A few months ago Echo Lake announced the release of their debut LP and in all honesty (and regrettably) I refrained from listening to them. The last few months I’ve subverted myself into a world of revision, keeping my music listening to a minimum and minimalist level in order to place as much focus on my work. However, in a self-proclaimed ‘deserved rest’ this evening, I noticed that Echo Lake had finally released their title track ‘Wild Peace’. From various reviews and descriptions I could not, of course, delay my listening any further and after a couple of plays I knew I had to write a review. Sitting down, I was unsure of what to write that can’t be found elsewhere; I don’t wish to repeat the words of other reviewers. Thus, I have an excuse for a seemingly sparse review which is as follows…

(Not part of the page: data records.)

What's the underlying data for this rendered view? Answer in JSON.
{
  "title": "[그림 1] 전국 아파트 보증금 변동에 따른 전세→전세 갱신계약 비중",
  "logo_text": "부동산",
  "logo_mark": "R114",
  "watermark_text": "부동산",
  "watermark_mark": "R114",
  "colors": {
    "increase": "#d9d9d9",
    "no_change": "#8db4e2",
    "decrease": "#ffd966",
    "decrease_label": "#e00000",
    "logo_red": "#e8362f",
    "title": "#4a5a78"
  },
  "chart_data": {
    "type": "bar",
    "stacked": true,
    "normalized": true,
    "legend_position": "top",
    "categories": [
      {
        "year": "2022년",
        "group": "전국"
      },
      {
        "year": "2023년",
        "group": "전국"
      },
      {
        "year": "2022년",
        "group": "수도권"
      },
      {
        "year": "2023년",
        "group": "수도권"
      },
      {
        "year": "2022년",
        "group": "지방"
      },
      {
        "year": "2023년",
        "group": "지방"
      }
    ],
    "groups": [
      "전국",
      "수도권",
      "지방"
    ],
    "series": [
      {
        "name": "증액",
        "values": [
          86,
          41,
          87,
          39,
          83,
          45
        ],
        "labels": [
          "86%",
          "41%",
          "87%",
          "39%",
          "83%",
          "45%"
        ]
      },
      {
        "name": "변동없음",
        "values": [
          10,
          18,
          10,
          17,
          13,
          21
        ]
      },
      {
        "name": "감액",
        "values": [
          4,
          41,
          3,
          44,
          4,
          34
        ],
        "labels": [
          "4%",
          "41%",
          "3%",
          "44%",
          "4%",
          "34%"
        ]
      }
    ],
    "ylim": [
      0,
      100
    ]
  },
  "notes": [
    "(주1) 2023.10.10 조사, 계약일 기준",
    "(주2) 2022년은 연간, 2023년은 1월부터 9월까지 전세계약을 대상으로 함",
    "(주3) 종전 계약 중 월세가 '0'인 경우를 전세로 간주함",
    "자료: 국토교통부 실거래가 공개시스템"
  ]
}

It seems terribly cliched but the entire track comes across as a dream, with a harmonious blend of vocals, strings and electronic sounds that make for an extremely aural pleasantry. Linda Jarvis (vocalist) focuses on captivating the audience within the meticulous soundscape, using looped and cannon effects, a concept growing ever more popular by female vocalists from Grimes to Nedry. The tonal ranges show clear influence from lo-fi, shoegaze and dream pop such as Seapony, yet the complicated patterns and melancholy meanings show a development of these genres rather than conforming to their set specifics.
I could try and discuss this track in detail – from the opening chords, to the development of the vocals and the drifting peaks that echo out this huge scope. The fact is it’s clear that the piece must be admired as a whole work of emotion and thought, and I would not even attempt to split the process and sounds of the track up into digestible chunks. But again, perhaps this is me trying to make excuses as a failed writer! The final and most definite thing I can say about this track is this: It’s a MUST listen.